Migration statistics
The IOM is one of the leading producers of migration statistics. Academics, journalists, policy makers, and activists concerned with migration routinely use the IOM's material as a source and sometimes contribute to its research and policy programs. Migration statistics, in particular, are considered to have scientific authority. However, these data are neither objective nor neutral, but the result of contested data practices, decisions about categories, indicators, and units of measurement. Statistics do not represent pre-existing reality, but construct and solidify it. In this sense, the IOM’s migration statistics also contribute to the very existence of “migration” by making the phenomenon visible and quantifiable. Just how contested the production of migration statistics is is exemplified by the IOM's Missing Migrants Project, which counts migrant deaths, thus meeting a long-standing activist demand to make visible the loss of life, but at the same time depoliticizes these figures and places them in the service of humanitarian migration management (see Heller & Pécoud 2019).

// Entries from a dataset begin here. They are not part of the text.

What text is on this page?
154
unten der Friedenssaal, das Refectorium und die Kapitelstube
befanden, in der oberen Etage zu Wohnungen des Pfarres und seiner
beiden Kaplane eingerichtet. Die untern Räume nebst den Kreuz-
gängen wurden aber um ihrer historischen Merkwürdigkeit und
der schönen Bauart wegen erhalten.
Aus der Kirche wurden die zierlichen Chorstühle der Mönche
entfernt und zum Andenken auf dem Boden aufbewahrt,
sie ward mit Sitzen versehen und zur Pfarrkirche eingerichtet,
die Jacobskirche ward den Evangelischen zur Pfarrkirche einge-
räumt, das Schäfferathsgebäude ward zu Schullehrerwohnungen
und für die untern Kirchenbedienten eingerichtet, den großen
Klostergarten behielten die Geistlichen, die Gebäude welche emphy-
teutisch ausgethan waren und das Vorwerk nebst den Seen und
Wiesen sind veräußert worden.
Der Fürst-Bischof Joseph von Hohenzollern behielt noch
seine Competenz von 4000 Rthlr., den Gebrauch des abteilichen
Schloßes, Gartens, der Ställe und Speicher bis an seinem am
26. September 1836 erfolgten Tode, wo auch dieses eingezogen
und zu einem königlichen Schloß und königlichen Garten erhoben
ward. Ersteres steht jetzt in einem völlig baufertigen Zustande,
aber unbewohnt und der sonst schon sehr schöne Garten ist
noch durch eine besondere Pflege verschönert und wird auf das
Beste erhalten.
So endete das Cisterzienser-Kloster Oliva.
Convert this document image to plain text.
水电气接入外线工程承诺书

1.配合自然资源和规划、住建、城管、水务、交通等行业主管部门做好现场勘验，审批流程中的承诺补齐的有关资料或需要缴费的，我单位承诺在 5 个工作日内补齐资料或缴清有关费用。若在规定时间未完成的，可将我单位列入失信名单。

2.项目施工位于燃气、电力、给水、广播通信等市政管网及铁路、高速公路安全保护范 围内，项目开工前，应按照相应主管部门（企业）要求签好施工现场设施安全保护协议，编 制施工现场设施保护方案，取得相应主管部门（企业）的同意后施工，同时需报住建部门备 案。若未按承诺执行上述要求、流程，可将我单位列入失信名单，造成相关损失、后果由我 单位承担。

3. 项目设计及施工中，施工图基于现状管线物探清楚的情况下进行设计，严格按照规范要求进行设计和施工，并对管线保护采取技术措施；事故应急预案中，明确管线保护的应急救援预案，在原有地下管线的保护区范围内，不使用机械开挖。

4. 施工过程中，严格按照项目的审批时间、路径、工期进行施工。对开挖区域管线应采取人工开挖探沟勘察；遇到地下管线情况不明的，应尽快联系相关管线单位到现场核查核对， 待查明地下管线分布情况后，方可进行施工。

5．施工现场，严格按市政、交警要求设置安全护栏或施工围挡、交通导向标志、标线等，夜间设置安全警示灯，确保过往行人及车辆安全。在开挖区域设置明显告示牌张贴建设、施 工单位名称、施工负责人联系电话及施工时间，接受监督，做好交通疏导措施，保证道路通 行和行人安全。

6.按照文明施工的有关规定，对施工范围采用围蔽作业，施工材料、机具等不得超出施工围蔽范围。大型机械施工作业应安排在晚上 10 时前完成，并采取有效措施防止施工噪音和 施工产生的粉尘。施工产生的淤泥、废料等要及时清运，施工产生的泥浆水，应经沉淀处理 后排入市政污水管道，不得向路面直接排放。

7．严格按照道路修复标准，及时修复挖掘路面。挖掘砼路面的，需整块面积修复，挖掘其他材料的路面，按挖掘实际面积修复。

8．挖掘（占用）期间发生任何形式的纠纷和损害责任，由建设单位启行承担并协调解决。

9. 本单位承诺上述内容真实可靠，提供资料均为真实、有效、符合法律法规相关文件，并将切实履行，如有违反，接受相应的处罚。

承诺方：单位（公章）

For reference and further reading
Bartels, Inken. 2021. The International Organization for Migration in North Africa: Making International Migration Management. Routledge.
Geiger, Martin, and Antoine Pécoud. 2014. “International Organisations and the Politics of Migration.” Journal of Ethnic and Migration Studies 40 (6): 865–887.
Georgi, Fabian. 2019. Managing Migration? Eine kritische Geschichte der Internationalen Organisation für Migration (IOM). Berlin: Bertz + Fischer.
Heller, Charles, and Antoine Pécoud. 2020. “Counting Migrants’ Deaths at the Border: From Civil Society Counterstatistics to (Inter)Governmental Recuperation.” American Behavioral Scientist 64 (4): 480–500.
Kipp, David, and Koch, Anne. 2018. Auf der Suche nach externen Lösungen. Instrumente, Akteure und Strategien der migrationspolitischen Kooperation Europas mit afrikanischen Staaten. In: Migrationsprofiteure? Autoritäre Staaten in Afrika und das europäische Migrationsmanagement, Anne Koch, Annette Weber and Isabelle Werenfels (Hg.), 8-22. SWP Studie 3. Berlin: Deutsches Institut für Internationale Politik und Sicherheit.
Korneev, Oleg. 2014. “Exchanging Knowledge, Enhancing Capacities, Developing Mechanisms: IOM’s Role in the Implementation of the EU–Russia Readmission Agreement.” Journal of Ethnic and Migration Studies 40 (6): 888–904.
Pécoud, Antoine. 2018. “What Do We Know about the International Organization for Migration?” Journal of Ethnic and Migration Studies 44 (10): 1621–1638.